Quando se trata de pessoas em risco de desemprego e/ou exclusão social, a activação profissional das pessoas aptas a trabalhar, actualmente encorajada, permite à sociedade beneficiar dos seus talentos, satisfazendo, em simultâneo, a necessidade individual de evolução profissional e social (14). Para além do apoio ao rendimento adequado, coloca-se a tónica no melhor acesso de todos aos serviços sociais, em particular aos que ajudam os indivíduos a melhorar, actualizar ou mudar as suas qualificações ou a manterem-se saudáveis. Contudo, para beneficiar dessas oportunidades, exige-se muito mais actividade individual, iniciativa, esforço intelectual e cooperação com vários serviços de apoio do que anteriormente. Há uma necessidade concreta de comunicar o propósito das políticas que requerem esse esforço tendo em vista merecer o apoio dos cidadãos (15). Os eventos do Ano Europeu devem procurar alcançá-lo. Os objectivos do Ano Europeu devem reflectir melhor a importância de uma política activa de combate à pobreza e à exclusão social no alcance dos objectivos da estratégia de crescimento e emprego da UE (16). Os eventos do Ano Europeu devem transmitir de forma persuasiva e comprovar a ideia de que uma política social modernizada e aperfeiçoada melhora o funcionamento do mercado de trabalho e contribui para a criação de emprego.
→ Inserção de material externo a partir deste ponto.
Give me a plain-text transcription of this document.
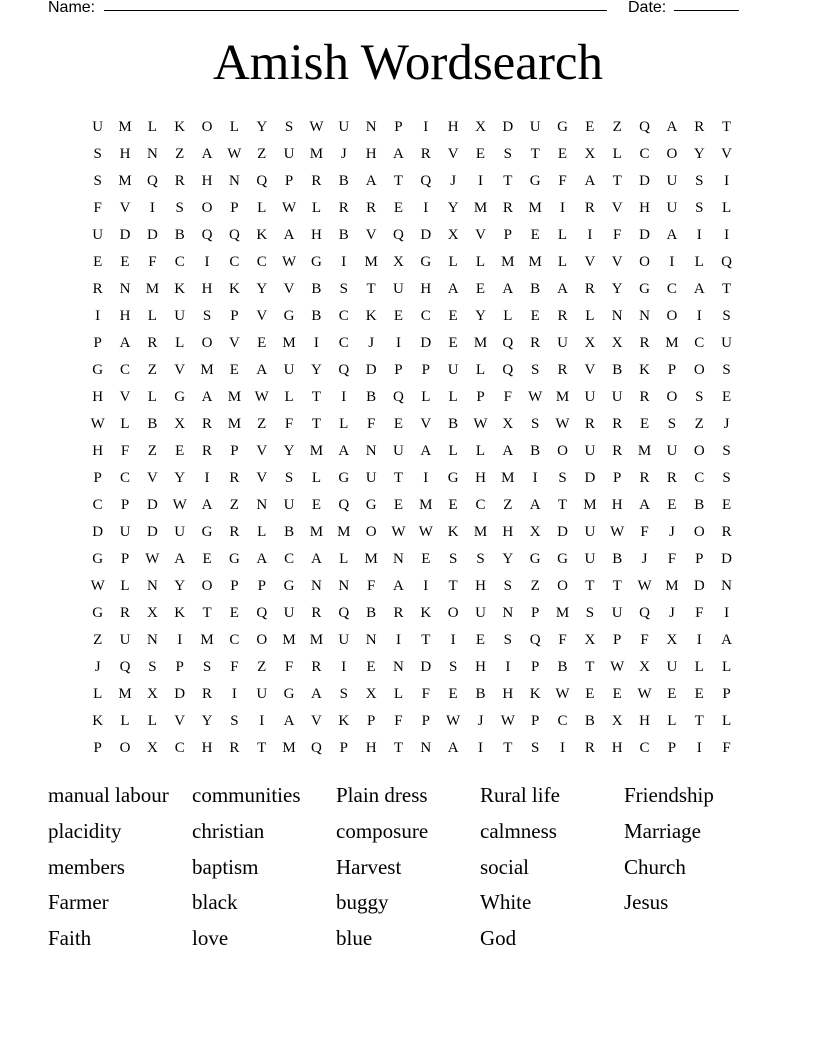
Name:	Date:
Amish Wordsearch
U	M	L	K	O	L	Y	S	W U	N	P	I	H	X	D	U	G	E	Z	Q	A	R	T
S	H	N	Z	A W	Z	U	M	J	H	A	R	V	E	S	T	E	X	L	C	O	Y	V
S	M	Q	R	H	N	Q	P	R	B	A	T	Q	J	I	T	G	F	A	T	D	U	S	I
F	V	I	S	O	P	L	W	L	R	R	E	I	Y	M	R	M	I	R	V	H	U	S	L
U	D	D	B	Q	Q	K	A	H	B	V	Q	D	X	V	P	E	L	I	F	D	A	I	I
E	E	F	C	I	C	C	W G	I	M	X	G	L	L	M M	L	V	V	O	I	L	Q
R	N	M	K	H	K	Y	V	B	S	T	U	H	A	E	A	B	A	R	Y	G	C	A	T
I	H	L	U	S	P	V	G	B	C	K	E	C	E	Y	L	E	R	L	N	N	O	I	S
P	A	R	L	O	V	E	M	I	C	J	I	D	E	M	Q	R	U	X	X	R	M	C	U
G	C	Z	V	M	E	A	U	Y	Q	D	P	P	U	L	Q	S	R	V	B	K	P	O	S
H	V	L	G	A	M W	L	T	I	B	Q	L	L	P	F	W M	U	U	R	O	S	E
W	L	B	X	R	M	Z	F	T	L	F	E	V	B	W X	S	W	R	R	E	S	Z	J
H	F	Z	E	R	P	V	Y	M	A	N	U	A	L	L	A	B	O	U	R	M	U	O	S
P	C	V	Y	I	R	V	S	L	G	U	T	I	G	H	M	I	S	D	P	R	R	C	S
C	P	D W A	Z	N	U	E	Q	G	E	M	E	C	Z	A	T	M	H	A	E	B	E
D	U	D	U	G	R	L	B	M M	O W W K	M	H	X	D	U W	F	J	O	R
G	P	W A	E	G	A	C	A	L	M	N	E	S	S	Y	G	G	U	B	J	F	P	D
W	L	N	Y	O	P	P	G	N	N	F	A	I	T	H	S	Z	O	T	T	W M	D	N
G	R	X	K	T	E	Q	U	R	Q	B	R	K	O	U	N	P	M	S	U	Q	J	F	I
Z	U	N	I	M	C	O	M M	U	N	I	T	I	E	S	Q	F	X	P	F	X	I	A
J	Q	S	P	S	F	Z	F	R	I	E	N	D	S	H	I	P	B	T	W X	U	L	L
L	M	X	D	R	I	U	G	A	S	X	L	F	E	B	H	K W	E	E	W	E	E	P
K	L	L	V	Y	S	I	A	V	K	P	F	P	W	J	W	P	C	B	X	H	L	T	L
P	O	X	C	H	R	T	M	Q	P	H	T	N	A	I	T	S	I	R	H	C	P	I	F
manual labour	communities	Plain dress	Rural life	Friendship
placidity	christian	composure	calmness	Marriage
members	baptism	Harvest	social	Church
Farmer	black	buggy	White	Jesus
Faith	love	blue	God
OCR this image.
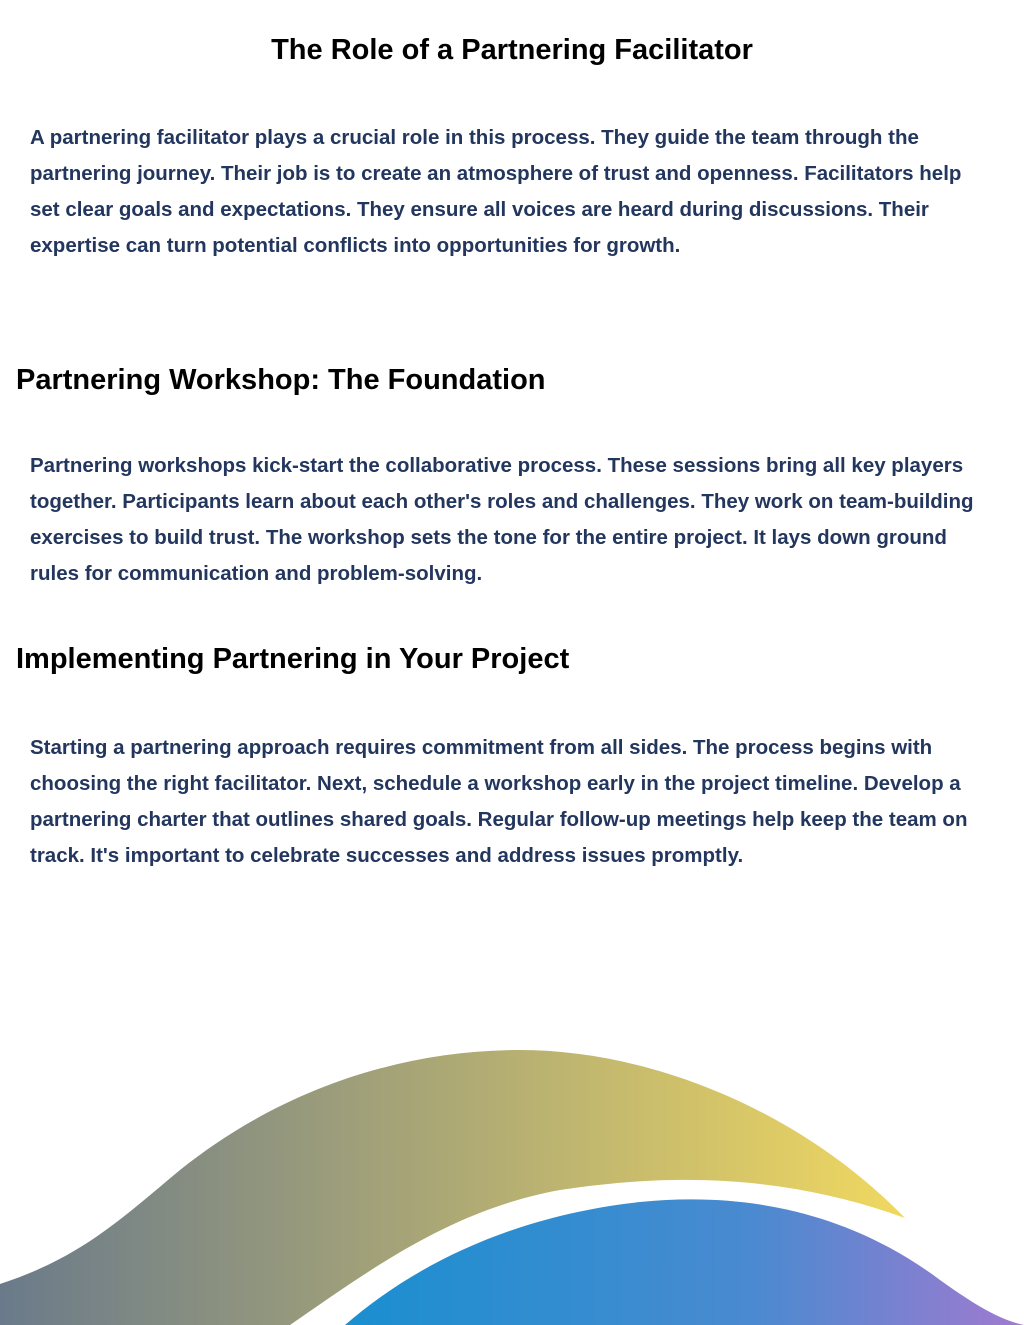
The Role of a Partnering Facilitator

A partnering facilitator plays a crucial role in this process. They guide the team through the partnering journey. Their job is to create an atmosphere of trust and openness. Facilitators help set clear goals and expectations. They ensure all voices are heard during discussions. Their expertise can turn potential conflicts into opportunities for growth.

Partnering Workshop: The Foundation

Partnering workshops kick-start the collaborative process. These sessions bring all key players together. Participants learn about each other's roles and challenges. They work on team-building exercises to build trust. The workshop sets the tone for the entire project. It lays down ground rules for communication and problem-solving.

Implementing Partnering in Your Project

Starting a partnering approach requires commitment from all sides. The process begins with choosing the right facilitator. Next, schedule a workshop early in the project timeline. Develop a partnering charter that outlines shared goals. Regular follow-up meetings help keep the team on track. It's important to celebrate successes and address issues promptly.
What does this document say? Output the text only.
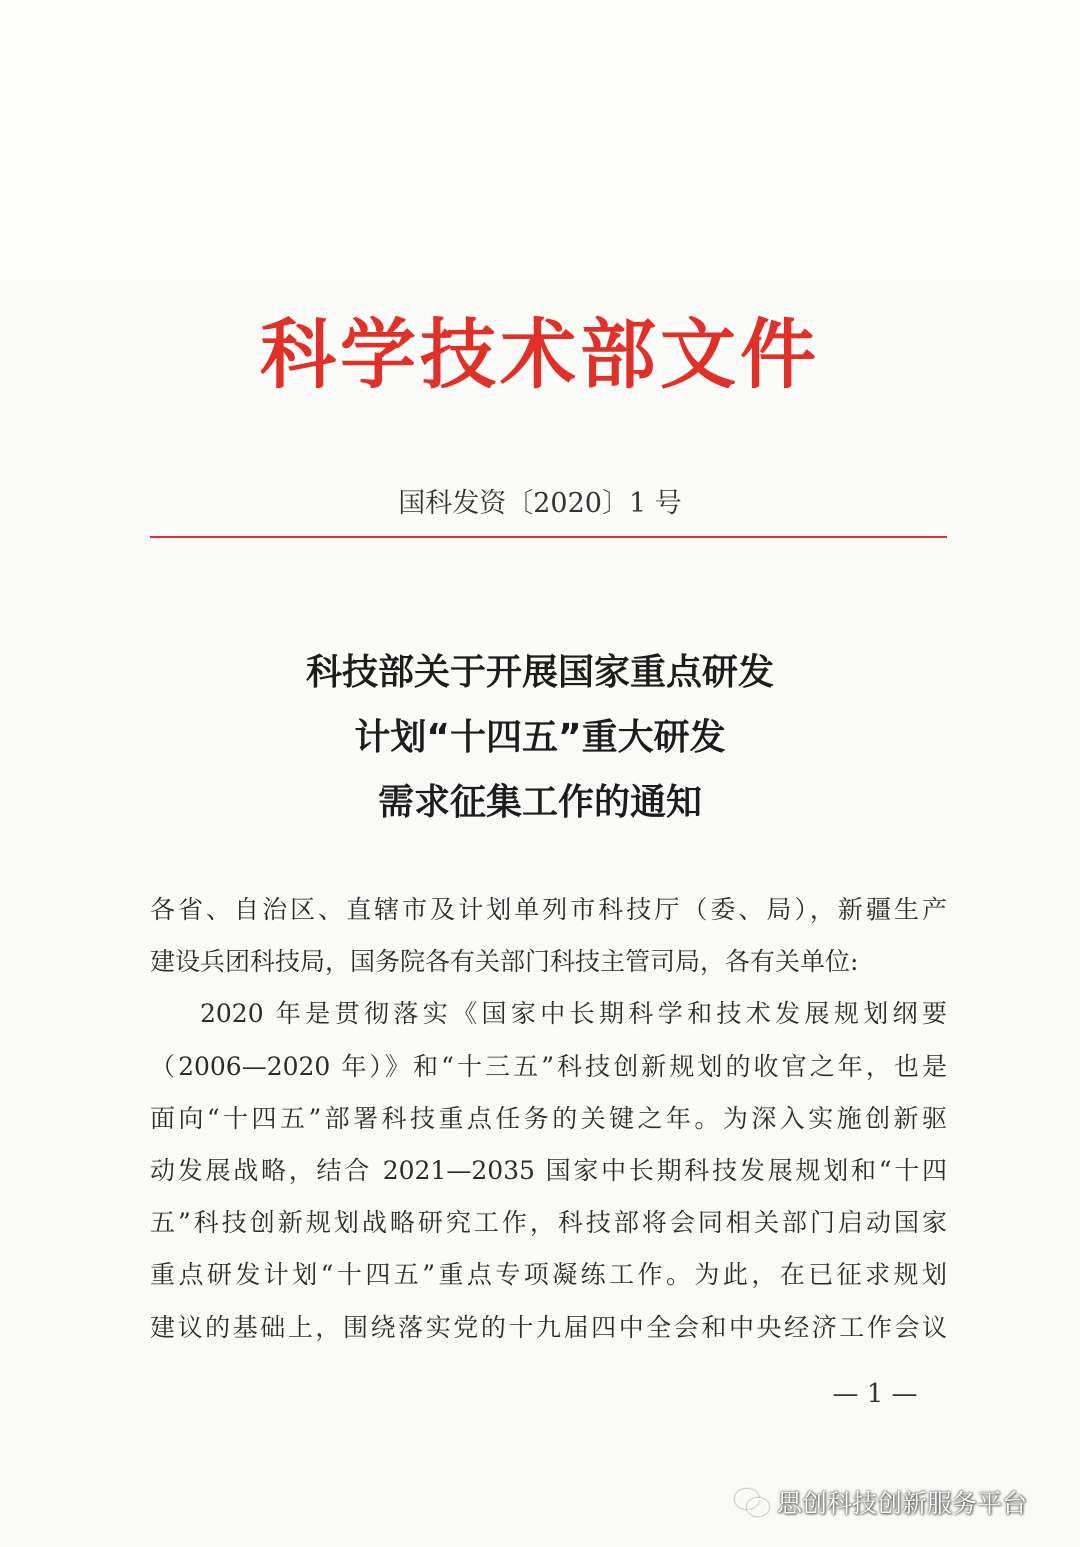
科学技术部文件
国科发资〔2020〕1 号
科技部关于开展国家重点研发
计划“十四五”重大研发
需求征集工作的通知
各省、自治区、直辖市及计划单列市科技厅（委、局），新疆生产
建设兵团科技局，国务院各有关部门科技主管司局，各有关单位:
2020 年是贯彻落实《国家中长期科学和技术发展规划纲要
（2006—2020 年）》和“十三五”科技创新规划的收官之年，也是
面向“十四五”部署科技重点任务的关键之年。为深入实施创新驱
动发展战略，结合 2021—2035 国家中长期科技发展规划和“十四
五”科技创新规划战略研究工作，科技部将会同相关部门启动国家
重点研发计划“十四五”重点专项凝练工作。为此，在已征求规划
建议的基础上，围绕落实党的十九届四中全会和中央经济工作会议
— 1 —
思创科技创新服务平台
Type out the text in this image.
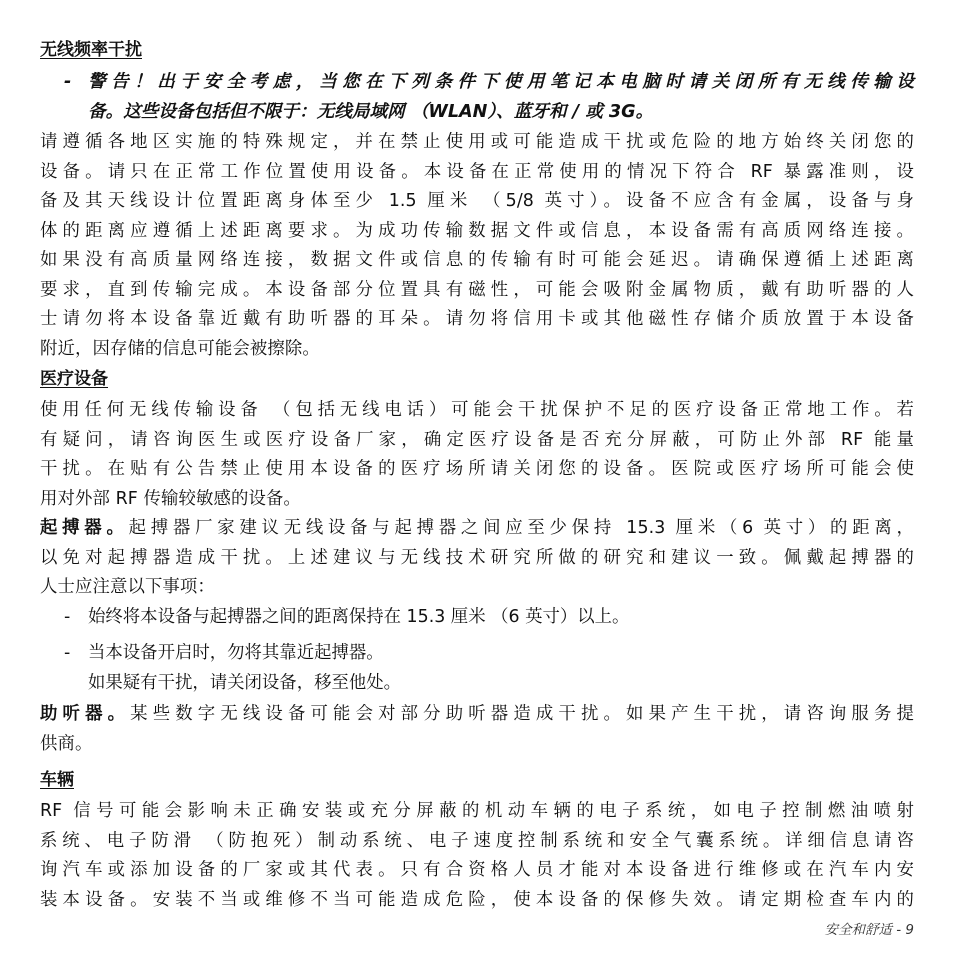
无线频率干扰
- 警告！出于安全考虑，当您在下列条件下使用笔记本电脑时请关闭所有无线传输设
备。这些设备包括但不限于：无线局域网 （WLAN）、蓝牙和 / 或 3G。
请遵循各地区实施的特殊规定，并在禁止使用或可能造成干扰或危险的地方始终关闭您的
设备。请只在正常工作位置使用设备。本设备在正常使用的情况下符合 RF 暴露准则，设
备及其天线设计位置距离身体至少 1.5 厘米 （5/8 英寸）。设备不应含有金属，设备与身
体的距离应遵循上述距离要求。为成功传输数据文件或信息，本设备需有高质网络连接。
如果没有高质量网络连接，数据文件或信息的传输有时可能会延迟。请确保遵循上述距离
要求，直到传输完成。本设备部分位置具有磁性，可能会吸附金属物质，戴有助听器的人
士请勿将本设备靠近戴有助听器的耳朵。请勿将信用卡或其他磁性存储介质放置于本设备
附近，因存储的信息可能会被擦除。
医疗设备
使用任何无线传输设备 （包括无线电话）可能会干扰保护不足的医疗设备正常地工作。若
有疑问，请咨询医生或医疗设备厂家，确定医疗设备是否充分屏蔽，可防止外部 RF 能量
干扰。在贴有公告禁止使用本设备的医疗场所请关闭您的设备。医院或医疗场所可能会使
用对外部 RF 传输较敏感的设备。
起搏器。起搏器厂家建议无线设备与起搏器之间应至少保持 15.3 厘米（6 英寸）的距离，
以免对起搏器造成干扰。上述建议与无线技术研究所做的研究和建议一致。佩戴起搏器的
人士应注意以下事项：
- 始终将本设备与起搏器之间的距离保持在 15.3 厘米 （6 英寸）以上。
- 当本设备开启时，勿将其靠近起搏器。
如果疑有干扰，请关闭设备，移至他处。
助听器。某些数字无线设备可能会对部分助听器造成干扰。如果产生干扰，请咨询服务提
供商。
车辆
RF 信号可能会影响未正确安装或充分屏蔽的机动车辆的电子系统，如电子控制燃油喷射
系统、电子防滑 （防抱死）制动系统、电子速度控制系统和安全气囊系统。详细信息请咨
询汽车或添加设备的厂家或其代表。只有合资格人员才能对本设备进行维修或在汽车内安
装本设备。安装不当或维修不当可能造成危险，使本设备的保修失效。请定期检查车内的
安全和舒适 - 9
De igual modo, as medidas de apoio ao rendimento concebidas adequadamente beneficiam as pessoas em risco de desemprego e marginalização social ao reduzir as diversas pressões que os afastam do mercado de trabalho oficial, o que contribui, portanto, para a redução da economia informal.

5.12

O projecto de decisão inclui diversas afirmações que requerem clarificação.

5.13

O CESE observa que identificar «crianças, famílias monoparentais, idosos, migrantes e minorias étnicas, pessoas com deficiência, sem-abrigo, reclusos, mulheres e crianças vítimas de violência e toxicodependentes» (17) como grupos que estão expostos a alto risco de pobreza e/ou exclusão, sem acrescentar qualquer outra classificação, poderá ter o efeito contrário ao desejado. Estes grupos englobam tanto as pessoas em risco de pobreza como as que não correm esse risco. Como referido supra, é normalmente a falta de qualificações adequadas e/ou o elevado ratio de membros da família por indivíduo com vencimento que colocam essas camadas da população em risco de pobreza.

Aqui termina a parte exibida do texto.